Traditional freight giants with deep pockets are also strengthening their own systems to be competitive. But small businesses may find it difficult to finance the digital transition, which should drive consolidation, especially in the freight forwarding sector.
‘RUN YOU OVER’
Before Michael Wax founded Berlin-based digital freight forwarder Forto five years ago, he visited the offices of a traditional company in Hamburg and was shocked at the outdated operations.
“We saw a bunch of white men out there handling a lot of colorful Post-It notes stuck around their computer screens and running around with scraps of paper,” Wax said.
Forto has raised US $ 53 million from investors, including Maersk Growth. Like Flexport, Forto has developed a software platform to manage factory-to-warehouse shipments – including cumbersome customs declarations – online, with customers being able to track containers as they go. are scanned at different times along the way.
“We’ll orchestrate your entire supply chain for you,” Wax said. “This is the future of logistics.”
Forto’s system integrates with transportation management systems developed by Oracle and SAP for major customers, making them easy to use.
It also sells software to shippers as a stand-alone supply chain tool. The company tripled its activity in 2020.
Integration with transportation management systems has also been key for Loadsmart, a digital truck brokerage company in the United States, and Ofload, an Australian equivalent.
When U.S. customers, which include Home Depot, Coca-Cola, and Kraft Heinz, book an order on their own transportation management systems, rather than having to contact a truck broker, they get a guaranteed instant quote from Loadsmart.
Loadsmart raised US $ 150 million from investors and saw its revenue climb 208% in the fourth quarter of 2020.
“Digitization was once thought of as a vitamin, now it’s a pain reliever,” says Ricardo Salgado, CEO of Loadsmart. “If you don’t, your competition will crush you.”
Ofload launched in Australia in March 2020 as the pandemic hit hard and has businesses with around 15,000 combined trucks using its system. Maersk Australia – also an investor – uses it to handle all of its freight, not just loads booked through Ofload.
CEO Geoffroy Henry says Australia’s trucking industry is very fragmented, so about one in three trucks “is running empty at all times and we aim to tackle those empty miles directly.”
And Hong Kong-based digital freight start-up Freightos saw twenty times more bookings between freight companies and airlines on its WebCargo platform from March 2020 to March 2021, as the airline industry Air freight was online during the pandemic.
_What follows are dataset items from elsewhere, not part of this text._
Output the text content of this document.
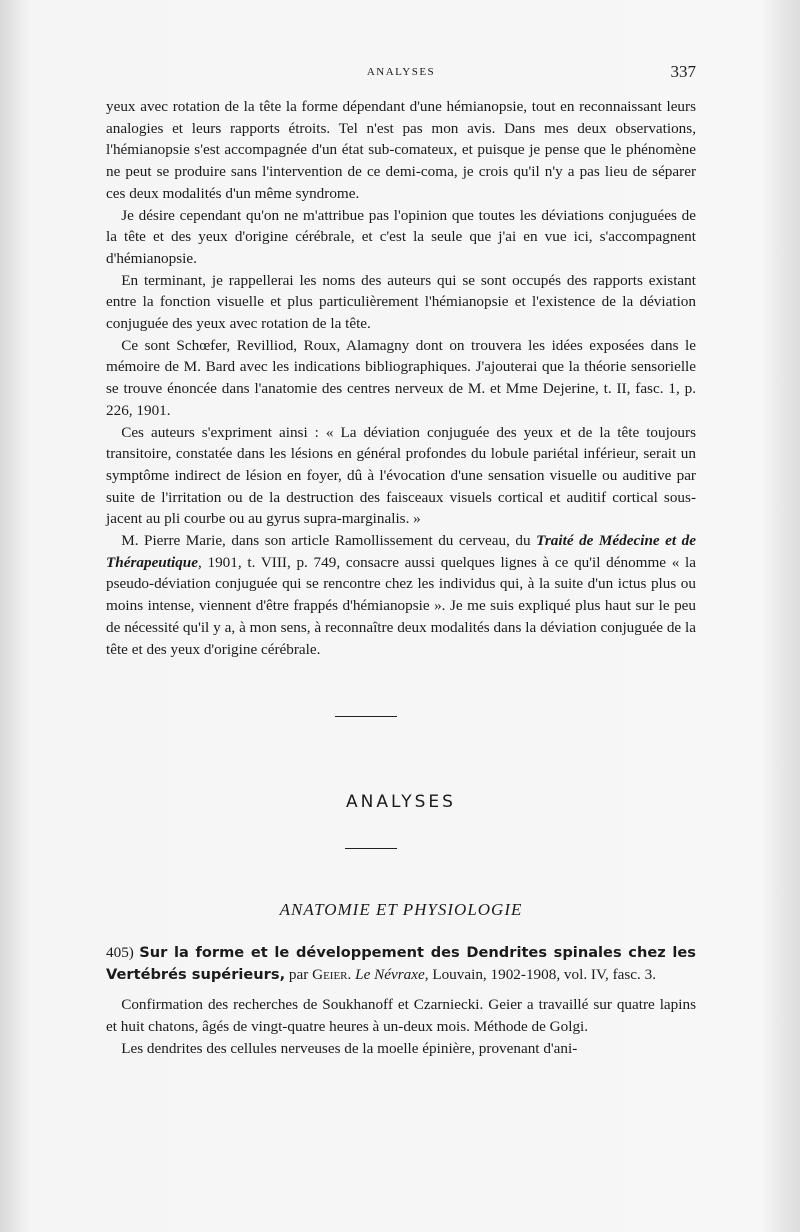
ANALYSES	337

yeux avec rotation de la tête la forme dépendant d'une hémianopsie, tout en reconnaissant leurs analogies et leurs rapports étroits. Tel n'est pas mon avis. Dans mes deux observations, l'hémianopsie s'est accompagnée d'un état sub-comateux, et puisque je pense que le phénomène ne peut se produire sans l'intervention de ce demi-coma, je crois qu'il n'y a pas lieu de séparer ces deux modalités d'un même syndrome.

Je désire cependant qu'on ne m'attribue pas l'opinion que toutes les déviations conjuguées de la tête et des yeux d'origine cérébrale, et c'est la seule que j'ai en vue ici, s'accompagnent d'hémianopsie.

En terminant, je rappellerai les noms des auteurs qui se sont occupés des rapports existant entre la fonction visuelle et plus particulièrement l'hémianopsie et l'existence de la déviation conjuguée des yeux avec rotation de la tête.

Ce sont Schœfer, Revilliod, Roux, Alamagny dont on trouvera les idées exposées dans le mémoire de M. Bard avec les indications bibliographiques. J'ajouterai que la théorie sensorielle se trouve énoncée dans l'anatomie des centres nerveux de M. et Mme Dejerine, t. II, fasc. 1, p. 226, 1901.

Ces auteurs s'expriment ainsi : « La déviation conjuguée des yeux et de la tête toujours transitoire, constatée dans les lésions en général profondes du lobule pariétal inférieur, serait un symptôme indirect de lésion en foyer, dû à l'évocation d'une sensation visuelle ou auditive par suite de l'irritation ou de la destruction des faisceaux visuels cortical et auditif cortical sous-jacent au pli courbe ou au gyrus supra-marginalis. »

M. Pierre Marie, dans son article Ramollissement du cerveau, du Traité de Médecine et de Thérapeutique, 1901, t. VIII, p. 749, consacre aussi quelques lignes à ce qu'il dénomme « la pseudo-déviation conjuguée qui se rencontre chez les individus qui, à la suite d'un ictus plus ou moins intense, viennent d'être frappés d'hémianopsie ». Je me suis expliqué plus haut sur le peu de nécessité qu'il y a, à mon sens, à reconnaître deux modalités dans la déviation conjuguée de la tête et des yeux d'origine cérébrale.

ANALYSES
ANATOMIE ET PHYSIOLOGIE

405) Sur la forme et le développement des Dendrites spinales chez les Vertébrés supérieurs, par Geier. Le Névraxe, Louvain, 1902-1908, vol. IV, fasc. 3.

Confirmation des recherches de Soukhanoff et Czarniecki. Geier a travaillé sur quatre lapins et huit chatons, âgés de vingt-quatre heures à un-deux mois. Méthode de Golgi.

Les dendrites des cellules nerveuses de la moelle épinière, provenant d'ani-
The large traditional operators of the global supply chain are not left out either.
U.S. logistics service provider XPO, for example, said its own digital platform delivered 83% year-over-year growth in truck brokerage revenue in the first quarter.
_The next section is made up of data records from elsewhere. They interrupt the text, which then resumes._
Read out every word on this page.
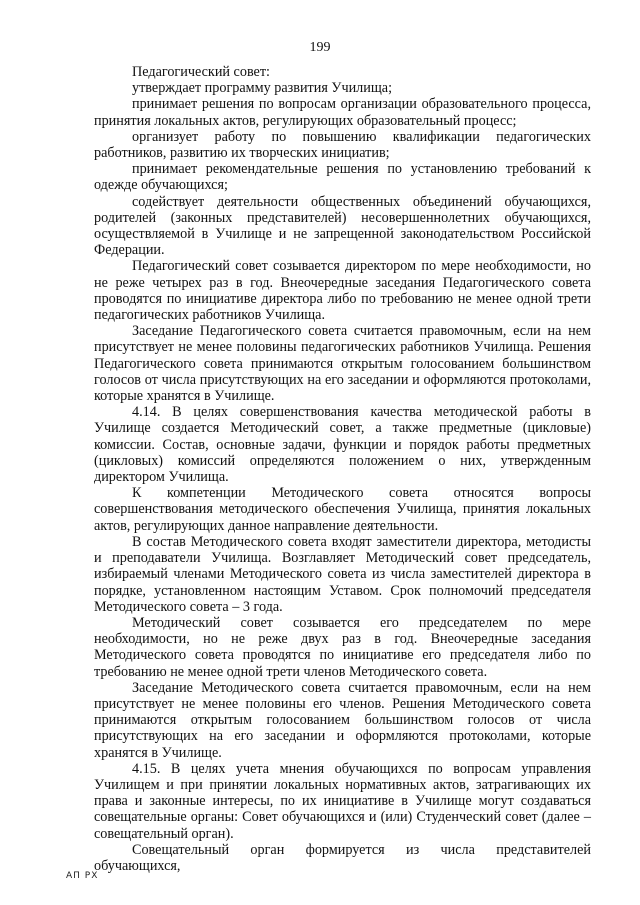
199

Педагогический совет:

утверждает программу развития Училища;

принимает решения по вопросам организации образовательного процесса, принятия локальных актов, регулирующих образовательный процесс;

организует работу по повышению квалификации педагогических работников, развитию их творческих инициатив;

принимает рекомендательные решения по установлению требований к одежде обучающихся;

содействует деятельности общественных объединений обучающихся, родителей (законных представителей) несовершеннолетних обучающихся, осуществляемой в Училище и не запрещенной законодательством Российской Федерации.

Педагогический совет созывается директором по мере необходимости, но не реже четырех раз в год. Внеочередные заседания Педагогического совета проводятся по инициативе директора либо по требованию не менее одной трети педагогических работников Училища.

Заседание Педагогического совета считается правомочным, если на нем присутствует не менее половины педагогических работников Училища. Решения Педагогического совета принимаются открытым голосованием большинством голосов от числа присутствующих на его заседании и оформляются протоколами, которые хранятся в Училище.

4.14. В целях совершенствования качества методической работы в Училище создается Методический совет, а также предметные (цикловые) комиссии. Состав, основные задачи, функции и порядок работы предметных (цикловых) комиссий определяются положением о них, утвержденным директором Училища.

К компетенции Методического совета относятся вопросы совершенствования методического обеспечения Училища, принятия локальных актов, регулирующих данное направление деятельности.

В состав Методического совета входят заместители директора, методисты и преподаватели Училища. Возглавляет Методический совет председатель, избираемый членами Методического совета из числа заместителей директора в порядке, установленном настоящим Уставом. Срок полномочий председателя Методического совета – 3 года.

Методический совет созывается его председателем по мере необходимости, но не реже двух раз в год. Внеочередные заседания Методического совета проводятся по инициативе его председателя либо по требованию не менее одной трети членов Методического совета.

Заседание Методического совета считается правомочным, если на нем присутствует не менее половины его членов. Решения Методического совета принимаются открытым голосованием большинством голосов от числа присутствующих на его заседании и оформляются протоколами, которые хранятся в Училище.

4.15. В целях учета мнения обучающихся по вопросам управления Училищем и при принятии локальных нормативных актов, затрагивающих их права и законные интересы, по их инициативе в Училище могут создаваться совещательные органы: Совет обучающихся и (или) Студенческий совет (далее – совещательный орган).

Совещательный орган формируется из числа представителей обучающихся,

АП РХ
The increased digitization also comes amid a wave of consolidation in the industry, particularly in China, triggered by the boom in e-commerce during the COVID-19 pandemic.
Swiss logistics company Kuehne & Nagel said on Monday it would acquire Asian logistics provider Apex International Corp from private equity firm MBK Partners, making it the world’s largest air freight forwarder.
And last month, DSV Panalpina announced it would acquire the logistics division of Kuwaiti company Agility Public Warehousing Co in a $ 4.1 billion equity deal, creating the third largest large freight forwarding company in the world.
After arranging a meeting with the CEO of Forto Wax last month, analysts at Credit Suisse wrote in a client note that the rise of digital freight forwarders means more transactions are likely.
“The continued use of existing systems and processes by incumbent freight forwarders suggests market share opportunities for new digital operators,” the analysts wrote. “It can also provide opportunities for consolidation at the top level.”